We hypothesised that the 5′-TS polymorphism maybe predictive for clinical outcome in patients of the current study. This polymorphism was not associated with overall survival or time to progression in our cohort. One reason for this lack of prediction may be the fact that these patients received combination chemotherapy. Second, a genomic polymorphism represents a static value unable to change in response to a new situation in the tumour cell (e.g. changes in oxygen supply, chemotherapy) as it would be reflected by expression levels. Thus, a strong impact of the genomic variation on functionality is needed to keep the power of prediction, especially when other confounders (e.g. previous and combination chemotherapy) are present. Although several reports have consistently revealed an association of the 5′-TS polymorphism and clinical outcome to 5-FU, a sizeable fraction of patients with the triple repeat genotype in those studies showed low TS expression or some short-term benefit to 5-FU chemotherapy (Iacopetta et al, 2001; Pullarkat et al, 2001), thus indicating the limitations of the predictive strength of this polymorphism. Other factors (e.g. transcriptional factors, LOH in the tumour) may in addition alter the expression, and this influence cannot be accurately reflected by a genotype analysis. Most recently, our group has identified a novel single-nucleotide polymorphic change within the 5′-TS tandem repeat within the USF-1 consensus element that abolishes USF-1 binding and alters transcriptional activation (Mandola et al, 2003). The clinical implication of this finding is unclear at this time. We are currently engaged in a prospective confirmatory study in refractory colorectal cancer patients under platinum-based therapy where the 5′-TS tandem repeat is analysed in the context of this novel polymorphism.

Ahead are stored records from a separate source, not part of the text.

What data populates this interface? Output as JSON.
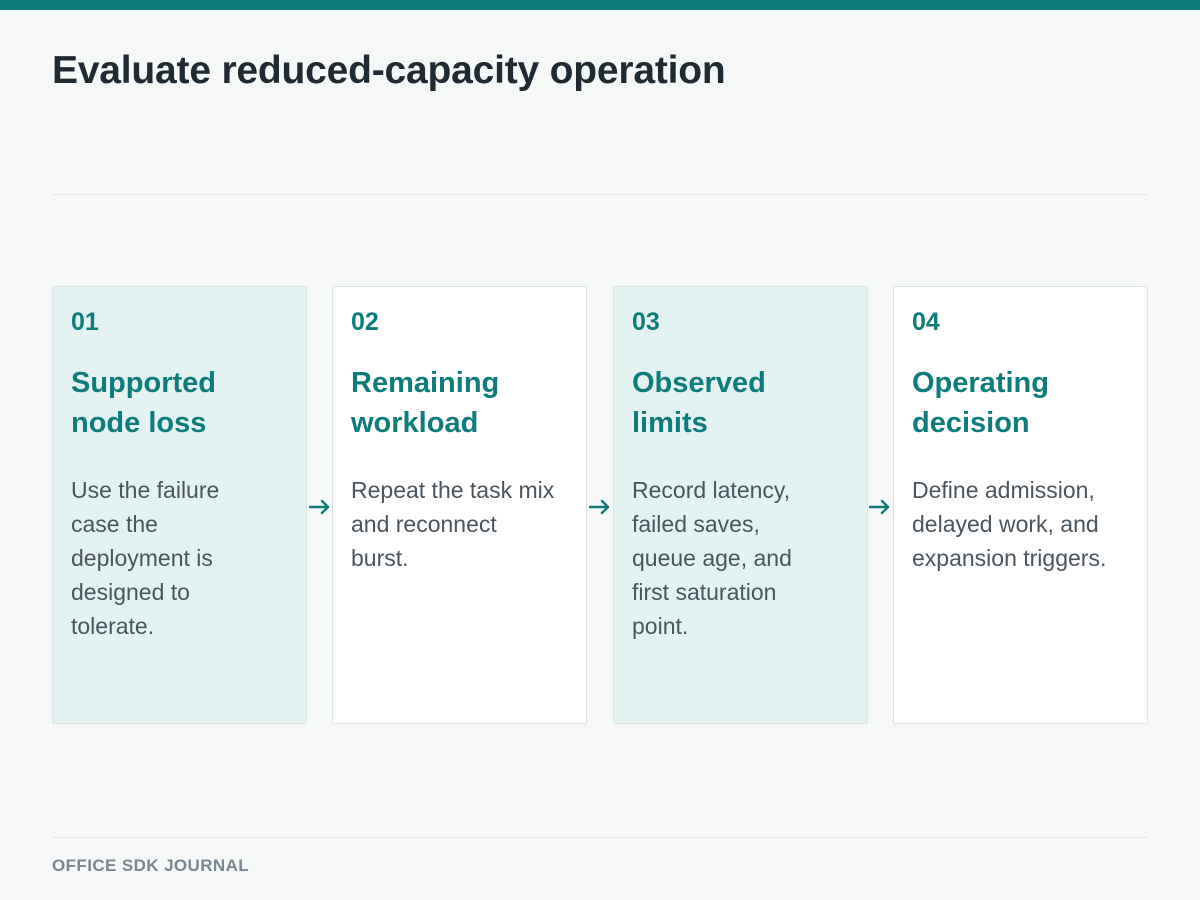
{
  "title": "Evaluate reduced-capacity operation",
  "accent_color": "#0e7c7b",
  "steps": [
    {
      "number": "01",
      "title": "Supported node loss",
      "body": "Use the failure case the deployment is designed to tolerate."
    },
    {
      "number": "02",
      "title": "Remaining workload",
      "body": "Repeat the task mix and reconnect burst."
    },
    {
      "number": "03",
      "title": "Observed limits",
      "body": "Record latency, failed saves, queue age, and first saturation point."
    },
    {
      "number": "04",
      "title": "Operating decision",
      "body": "Define admission, delayed work, and expansion triggers."
    }
  ],
  "footer": "OFFICE SDK JOURNAL"
}
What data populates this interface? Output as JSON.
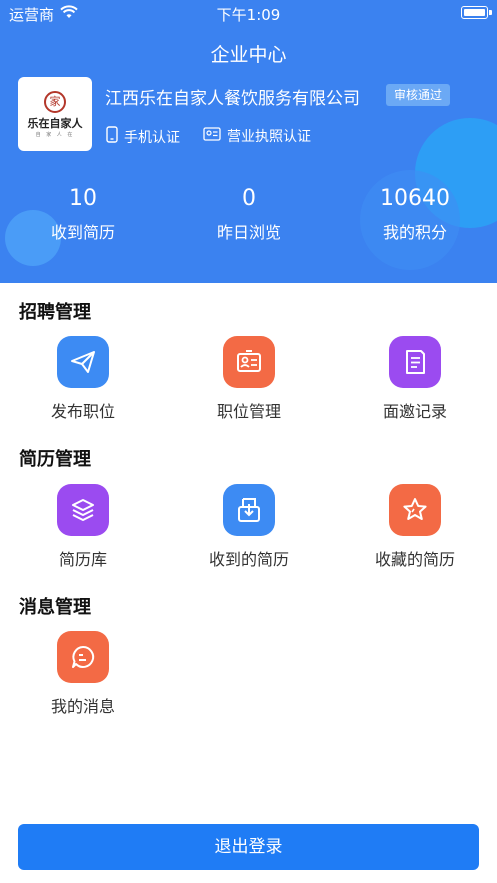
{
  "status_bar": {
    "carrier": "运营商",
    "time": "下午1:09"
  },
  "page": {
    "title": "企业中心"
  },
  "company": {
    "logo_text": "乐在自家人",
    "logo_seal": "家",
    "logo_sub": "自 家 人 在",
    "name": "江西乐在自家人餐饮服务有限公司",
    "audit_status": "审核通过",
    "auth_phone": "手机认证",
    "auth_license": "营业执照认证"
  },
  "stats": [
    {
      "value": "10",
      "label": "收到简历"
    },
    {
      "value": "0",
      "label": "昨日浏览"
    },
    {
      "value": "10640",
      "label": "我的积分"
    }
  ],
  "sections": {
    "recruit": {
      "title": "招聘管理",
      "items": [
        {
          "label": "发布职位",
          "icon": "paper-plane-icon"
        },
        {
          "label": "职位管理",
          "icon": "id-card-icon"
        },
        {
          "label": "面邀记录",
          "icon": "document-icon"
        }
      ]
    },
    "resume": {
      "title": "简历管理",
      "items": [
        {
          "label": "简历库",
          "icon": "layers-icon"
        },
        {
          "label": "收到的简历",
          "icon": "inbox-download-icon"
        },
        {
          "label": "收藏的简历",
          "icon": "star-icon"
        }
      ]
    },
    "message": {
      "title": "消息管理",
      "items": [
        {
          "label": "我的消息",
          "icon": "chat-bubble-icon"
        }
      ]
    }
  },
  "logout_label": "退出登录",
  "colors": {
    "header": "#3b82f0",
    "blue": "#3d8bf3",
    "orange": "#f36a45",
    "purple": "#9b4bf0",
    "button": "#1f7cf5"
  }
}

At the moment, less information is available with regard to a recently identified 6-bp deletion polymorphism in the 3′UTR of the TS gene. This polymorphism might alter mRNA stability, its secondary structure, or expression as it has been demonstrated for alterations of the 3′-region in other genes (Gou et al, 1998; Rajagopalan and Malter, 2000). Preliminary data show that the TS-3′ UTR polymorphism may be correlated with differential TS gene expression, with 6-bp deletions leading to lower intratumoral TS mRNA (Lenz et al, 2002a). In our study, however, patients who possessed the deletion on one or both chromosomes were at a higher relative risk of dying and disease progression after stratification by performance status. We have no compelling mechanistic explanation for this finding at this time.

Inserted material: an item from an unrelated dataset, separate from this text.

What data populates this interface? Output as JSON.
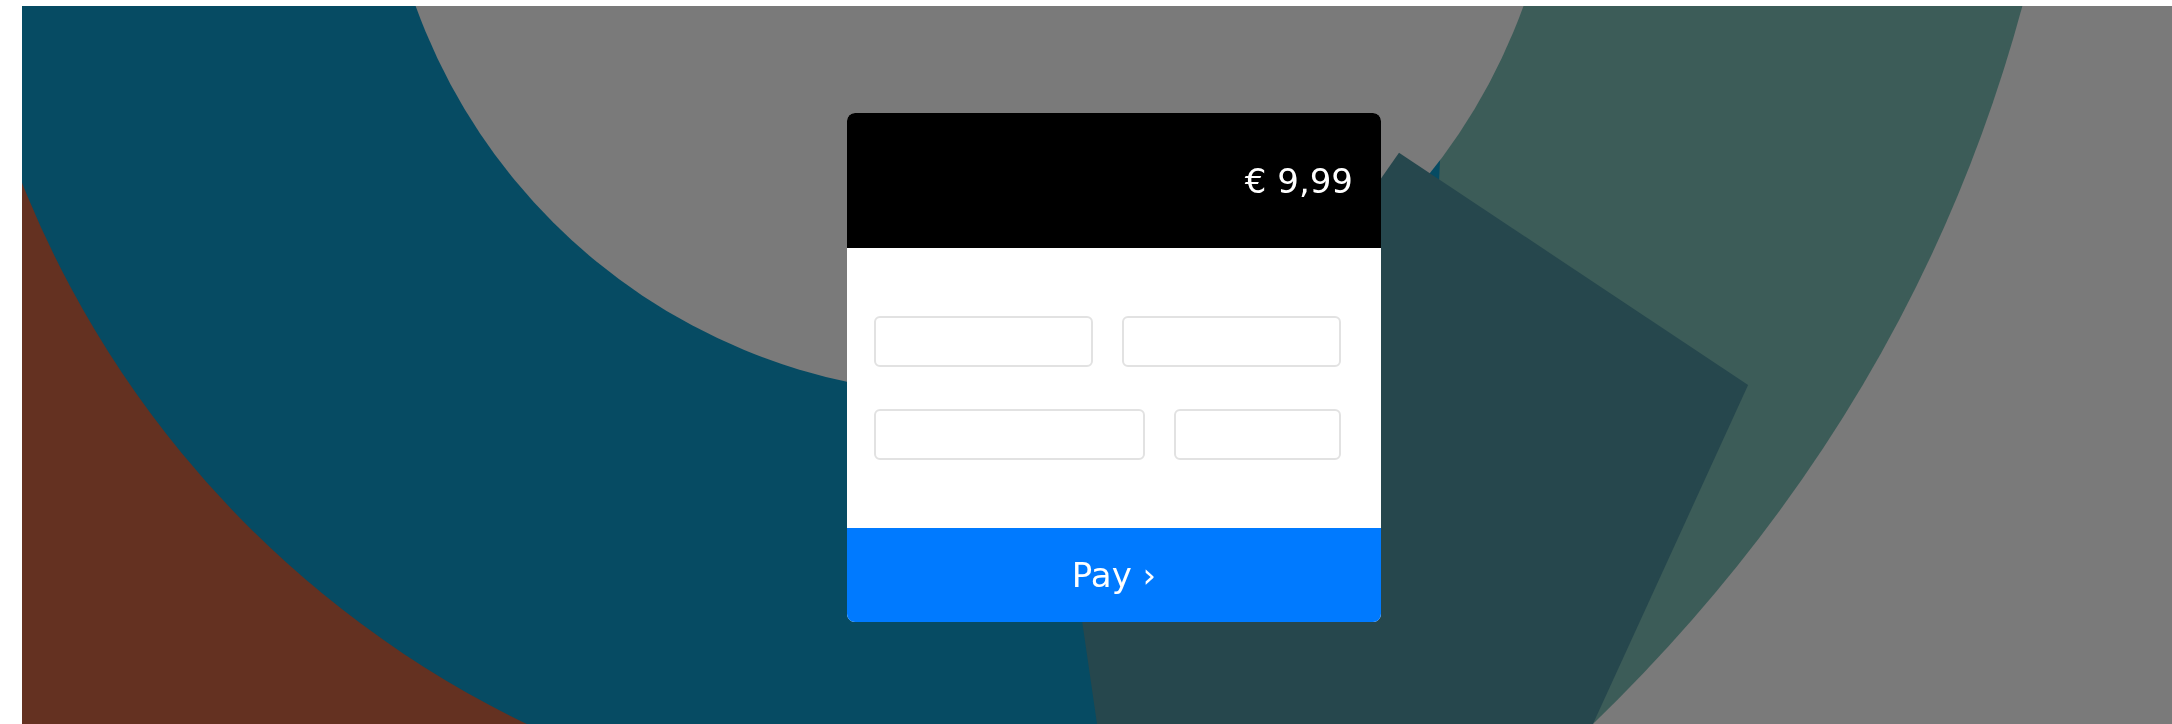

Nevertheless, these data suggest that this polymorphism maybe associated with TS functionality. Further biochemical analyses are needed to explore the significance of this polymorphism for TS function. In addition, it would be helpful to perform haplotype analyses of both TS polymorphisms in order to determine possible opposing or synergistic effects of these polymorphisms on TS expression and clinical outcome. The association between TS-5′ and TS-3′ polymorphisms, although significant (P=0.037, Pearson's χ2 test), did not reveal a clear pattern in our cohort.

Since the time of our analysis presented in the current report, and previously in abstract form (Lenz et al, 2002b), preliminary data from the first large-scale prospective pharmacogenetic study in colorectal cancer was recently presented. The aim of the study was to validate previously reported correlations between the various genomic polymorphisms (including several included in this report) and clinical response and toxicity. The pharmacogenetic element was added midway to a phase III GI intergroup trial (N9741) comparing three regimens for first-line therapy in metastatic colorectal cancer. In all, 18 genetic variants in 11 genes were assessed. The XPD751Gln genotype was associated with decreased clinical response to oxaliplatin-based regimen. This is consistent to our previously reported clinical correlation. Furthermore, the TS-3′UTR polymorphism was also found to be associated with clinical response and time to progression, GST polymorphisms were not associated with clinical response, and ERCC1-118 polymorphism was not evaluated. No data on overall survival were available at the time of abstract presentation (McLeod et al, 2003).

Significant differences in patient selection (initial metastatic vs refractory colorectal cancer), treatment schedules, and other factors exist between the two studies, which may or may not have contributed to the consistent or discordant results. Moreover, the N9741 pharmacogenetic data are available only in preliminary form at this time, making meaningful discussion or comparison of the data difficult. Still, these preliminary results underscore the possibility of generating a genomic profile that may help predict clinical outcome to a given chemotherapeutic regimen. This would be especially useful now that we are at a juncture where equivalent chemotherapeutic regimens with differing mechanisms of action are available for the treatment of advanced colorectal cancer (Tournigand et al, 2004).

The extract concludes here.